Letters to the Editor

Page 4 of 5

Finally, there was the homeowner who was pulled in to defend her desire to xeriscape, but the neighbors looking into her fenced backyard (we can only assume from their second-story window) didn't like what they saw. It wasn't "green." I will always remember her words after two visits to the board: "I left Warsaw to come to a free country to grow flowers and plants. In Warsaw, there was not room in the city to grow flowers except for a plant in the window. I come to America to find the freedoms to just grow things doesn't exist. America is not a free country? In Warsaw, I could grow what I wanted."

Needless to say, I was ashamed at even being a part of such a group. So I moved to the mountains.

On another note, I love the "diversity" described in the article -- based on how much a home costs? So I should feel more empathy to the homeowner with only a $150,000 home because they can't have a $1M home? Right! Ms. Santangelo needs to get out into the rest of the world. A diverse community has a mix of peoples based on ethnicity, race, lifestyles, etc., not the almighty dollar. Susan Barnes-Gelt's statement that "real communities have streets that are a public realm where dialogue and democracy and human life take place" is so true, and so missing in these convenanted communities. In the covenanted community, the neighbors (so close they could fill your coffee cup from their kitchen window) never talk to their neighbors. Now we live in a community where we know all of our neighbors, talk through issues and rely on each other.

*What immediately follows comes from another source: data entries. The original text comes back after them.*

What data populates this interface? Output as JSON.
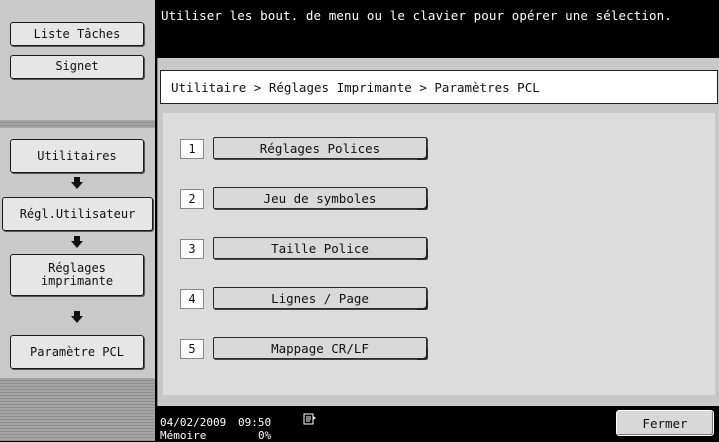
{
  "sidebar": {
    "task_list_label": "Liste Tâches",
    "bookmark_label": "Signet",
    "nav": [
      {
        "label": "Utilitaires"
      },
      {
        "label": "Régl.Utilisateur"
      },
      {
        "label": "Réglages\nimprimante"
      },
      {
        "label": "Paramètre PCL"
      }
    ]
  },
  "message": "Utiliser les bout. de menu ou le clavier pour opérer une sélection.",
  "breadcrumb": "Utilitaire > Réglages Imprimante > Paramètres PCL",
  "options": [
    {
      "num": "1",
      "label": "Réglages Polices"
    },
    {
      "num": "2",
      "label": "Jeu de symboles"
    },
    {
      "num": "3",
      "label": "Taille Police"
    },
    {
      "num": "4",
      "label": "Lignes / Page"
    },
    {
      "num": "5",
      "label": "Mappage CR/LF"
    }
  ],
  "status": {
    "date": "04/02/2009",
    "time": "09:50",
    "memory_label": "Mémoire",
    "memory_value": "0%",
    "icon": "document-icon"
  },
  "close_label": "Fermer",
  "colors": {
    "background": "#000000",
    "panel": "#c8c8c8",
    "button": "#d9d9d9"
  }
}
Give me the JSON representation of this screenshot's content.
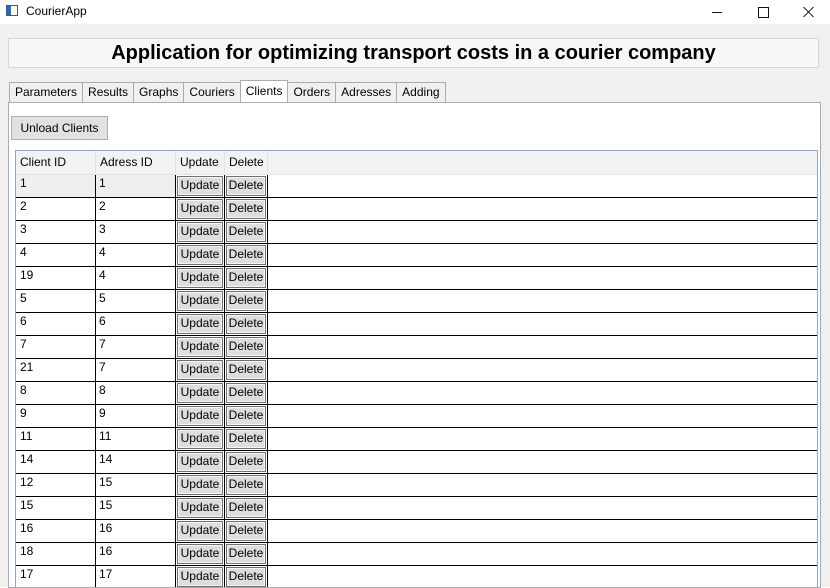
{
  "window": {
    "title": "CourierApp",
    "icon": "app-window-icon"
  },
  "header": {
    "title": "Application for optimizing transport costs in a courier company"
  },
  "tabs": [
    {
      "label": "Parameters",
      "active": false
    },
    {
      "label": "Results",
      "active": false
    },
    {
      "label": "Graphs",
      "active": false
    },
    {
      "label": "Couriers",
      "active": false
    },
    {
      "label": "Clients",
      "active": true
    },
    {
      "label": "Orders",
      "active": false
    },
    {
      "label": "Adresses",
      "active": false
    },
    {
      "label": "Adding",
      "active": false
    }
  ],
  "clients": {
    "unload_label": "Unload Clients",
    "columns": [
      "Client ID",
      "Adress ID",
      "Update",
      "Delete"
    ],
    "update_label": "Update",
    "delete_label": "Delete",
    "rows": [
      {
        "client_id": "1",
        "adress_id": "1"
      },
      {
        "client_id": "2",
        "adress_id": "2"
      },
      {
        "client_id": "3",
        "adress_id": "3"
      },
      {
        "client_id": "4",
        "adress_id": "4"
      },
      {
        "client_id": "19",
        "adress_id": "4"
      },
      {
        "client_id": "5",
        "adress_id": "5"
      },
      {
        "client_id": "6",
        "adress_id": "6"
      },
      {
        "client_id": "7",
        "adress_id": "7"
      },
      {
        "client_id": "21",
        "adress_id": "7"
      },
      {
        "client_id": "8",
        "adress_id": "8"
      },
      {
        "client_id": "9",
        "adress_id": "9"
      },
      {
        "client_id": "11",
        "adress_id": "11"
      },
      {
        "client_id": "14",
        "adress_id": "14"
      },
      {
        "client_id": "12",
        "adress_id": "15"
      },
      {
        "client_id": "15",
        "adress_id": "15"
      },
      {
        "client_id": "16",
        "adress_id": "16"
      },
      {
        "client_id": "18",
        "adress_id": "16"
      },
      {
        "client_id": "17",
        "adress_id": "17"
      }
    ]
  }
}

For the children of the folks in these covenanted communities, I thought my hometown of 98 folks was small. But my heart goes out to the narrow, restricted and boring life your folks have forced upon you. Who would ever want to go to a pool with such restrictions? You are forced into creative disobedience. To your parents, shame on you for sending your kids to the sewers to just be kids. Of course, you are probably not around to even know.

Thank you, Westword, for the great writeup. Maybe one HR family will see the cloning for what it is and seek to look for a human community.

Sally M. Higgins

That's the way the cookie crumbles: Being a resident of "The Ranch," one might expect that I would have found fault with your article. On the contrary, it was right on the money. The bits about the covenants and the church rang especially true. There is no individuality here. In reality, it isn't desired. Try wearing a Metallica shirt to King Soopers; the looks are great entertainment. What is most disturbing, however, is watching a self-important soccer mom who drives a $40,000 SUV look down her nose at the crew of Hispanic workers buying lunch at Albertson's. Don't they realize that while their sweat and blood go into building these cookie-cutter houses, strip malls and restaurants, they are not welcome here? Terrible, but true. After all, their presence may knock a few thousand off your resale value.